I found a nice path from the LHS statement to the RHS statement, and this helps me troubleshoot my example:

$$(p\Rightarrow q)\Rightarrow r \\ (\sim p \vee q)\Rightarrow r\\ \sim(p\,\wedge\sim q)\Rightarrow r\\ (p\,\wedge\sim q)\vee r\\ (p\vee r)\,\wedge(\sim q\vee r)\\ (\sim p\Rightarrow r)\wedge(q\Rightarrow r)$$

This is not the shortest possible path between the statements, but I like that it provides a variety of rephrasings, each close to its neighbors, which make it easy to test example sentences for goodness-of-fit. My electric fence example shows its weakness right away after the first step. The real logical relation there is the other way around:

$$r\Rightarrow(p\Rightarrow q)$$

The current being on is sufficient for the implication: if I touch, I get shocked. The implication "if I touch I get shocked" is necessary for saying the current is on. My mistake was confusing sufficiency and necessity in that situation.

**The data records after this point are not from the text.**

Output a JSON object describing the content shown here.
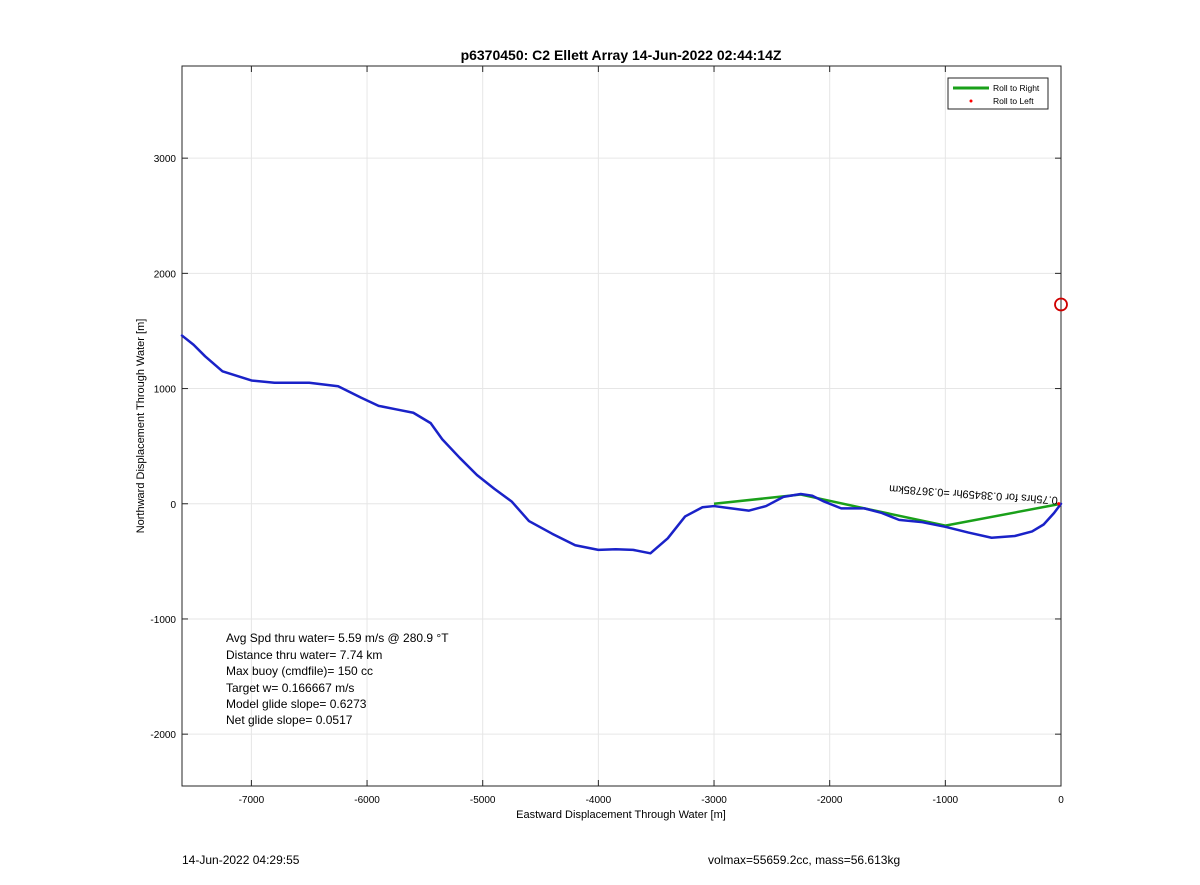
{
  "chart_data": {
    "type": "line",
    "title": "p6370450: C2 Ellett Array 14-Jun-2022 02:44:14Z",
    "xlabel": "Eastward Displacement Through Water [m]",
    "ylabel": "Northward Displacement Through Water [m]",
    "xlim": [
      -7600,
      0
    ],
    "ylim": [
      -2450,
      3800
    ],
    "xticks": [
      -7000,
      -6000,
      -5000,
      -4000,
      -3000,
      -2000,
      -1000,
      0
    ],
    "yticks": [
      -2000,
      -1000,
      0,
      1000,
      2000,
      3000
    ],
    "grid": true,
    "legend": {
      "position": "top-right",
      "entries": [
        "Roll to Right",
        "Roll to Left"
      ]
    },
    "series": [
      {
        "name": "Roll to Right",
        "color": "#1aa01a",
        "x": [
          0,
          -1000,
          -1700,
          -2250,
          -3000
        ],
        "y": [
          0,
          -190,
          -40,
          80,
          0
        ]
      },
      {
        "color": "#1a22c8",
        "x": [
          0,
          -60,
          -150,
          -250,
          -400,
          -600,
          -800,
          -1000,
          -1200,
          -1400,
          -1550,
          -1700,
          -1900,
          -2050,
          -2150,
          -2250,
          -2400,
          -2550,
          -2700,
          -2850,
          -3000,
          -3100,
          -3250,
          -3400,
          -3550,
          -3700,
          -3850,
          -4000,
          -4200,
          -4400,
          -4600,
          -4750,
          -4900,
          -5050,
          -5200,
          -5350,
          -5450,
          -5600,
          -5750,
          -5900,
          -6050,
          -6250,
          -6500,
          -6800,
          -7000,
          -7250,
          -7400,
          -7500,
          -7600
        ],
        "y": [
          0,
          -80,
          -180,
          -240,
          -280,
          -295,
          -250,
          -200,
          -160,
          -140,
          -80,
          -40,
          -40,
          20,
          70,
          85,
          60,
          -20,
          -60,
          -40,
          -20,
          -30,
          -110,
          -300,
          -430,
          -400,
          -395,
          -400,
          -360,
          -260,
          -150,
          20,
          130,
          250,
          400,
          560,
          700,
          790,
          820,
          850,
          920,
          1020,
          1050,
          1050,
          1070,
          1150,
          1280,
          1380,
          1460
        ]
      },
      {
        "name": "Roll to Left",
        "color": "#ff0000",
        "x": [
          -20
        ],
        "y": [
          0
        ]
      }
    ],
    "marker": {
      "shape": "circle",
      "color": "#d00000",
      "x": 0,
      "y": 1730
    },
    "annotations": [
      "0.75hrs for 0.38459hr =0.36785km",
      "Avg Spd thru water=  5.59 m/s @ 280.9 °T",
      "Distance thru water=  7.74 km",
      "Max buoy (cmdfile)= 150 cc",
      "Target w= 0.166667 m/s",
      "Model glide slope= 0.6273",
      "Net glide slope= 0.0517"
    ]
  },
  "footer": {
    "timestamp": "14-Jun-2022 04:29:55",
    "summary": "volmax=55659.2cc, mass=56.613kg"
  }
}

As for a good example for the original statement, based on the answer by @Bertrand Wittgenstein's Ghost, we have:

$p=$ "It rains"

$q=$ "I have an umbrella"

$r=$ "I stay dry"

$p\Rightarrow q=$ "Whenever it rains, I have an umbrella"

Thus:

"If, whenever it rains I have an umbrella, then I stay dry"

and

"If it doesn't rain, then I stay dry; also, if I have an umbrella, then I stay dry."

Answer 2

$(P\rightarrow Q)\rightarrow R)\iff((\lnot P\rightarrow R)\land (Q\rightarrow R ))$

So you set up the propositions like this:

$P:$ I touch the wire

$Q:$ I get shocked

$R:$ There is current in the wire

That would make the left hand side:

If (if i touch the wire, then i get shocked), then there is current in the wire.

Which is the same as: if i touch the wire and then get shocked implies there is current in the wire.

Right hand side would be:

If I don't touch the wire, then there is current in wire and if I get shocked, then there is current in the wire.

Well, think of it like this:

$P:$ Its Raining

$Q:$ I have an umbrella

$R:$ I don't get wet

L.H.S:

If it's raining, and I have an umbrella, then I don't get wet.

R.H.S

If its not raining, then I don't get wet and if I have an umbrella, then I don't get wet.

Both of these statements make intuitive sense. In fact, your initial example makes sense too, however in terms of truth-tables, but if you translate it into colloquial english it is not easy to see because the statement: "If i touch the wire, then I get shocked" assumes there is current in the wire. Keeping this assumption in mind we get: "if I don't touch the wire, then there is current in the wire" obviously, because we assumed there is current in the wire. Similarly, "If i get shocked, then there is current in the wire", obviously because that is our assumption.

See: $(p\rightarrow q)\rightarrow r$ is equivalent to $(\lnot p\lor q)\rightarrow r$

This equivalence shows that $r$ is actually embedded in $(p\rightarrow q)$. That is, if we suppose the $(p\rightarrow q)\rightarrow r$, then we suppose $r$ is is necessarily true.

Aside:

Deduction does not tell us anything new. In fact, it just explicates what other things we implicitly believe given an initial set of beliefs.

hint: Always try to keep your propositions simple.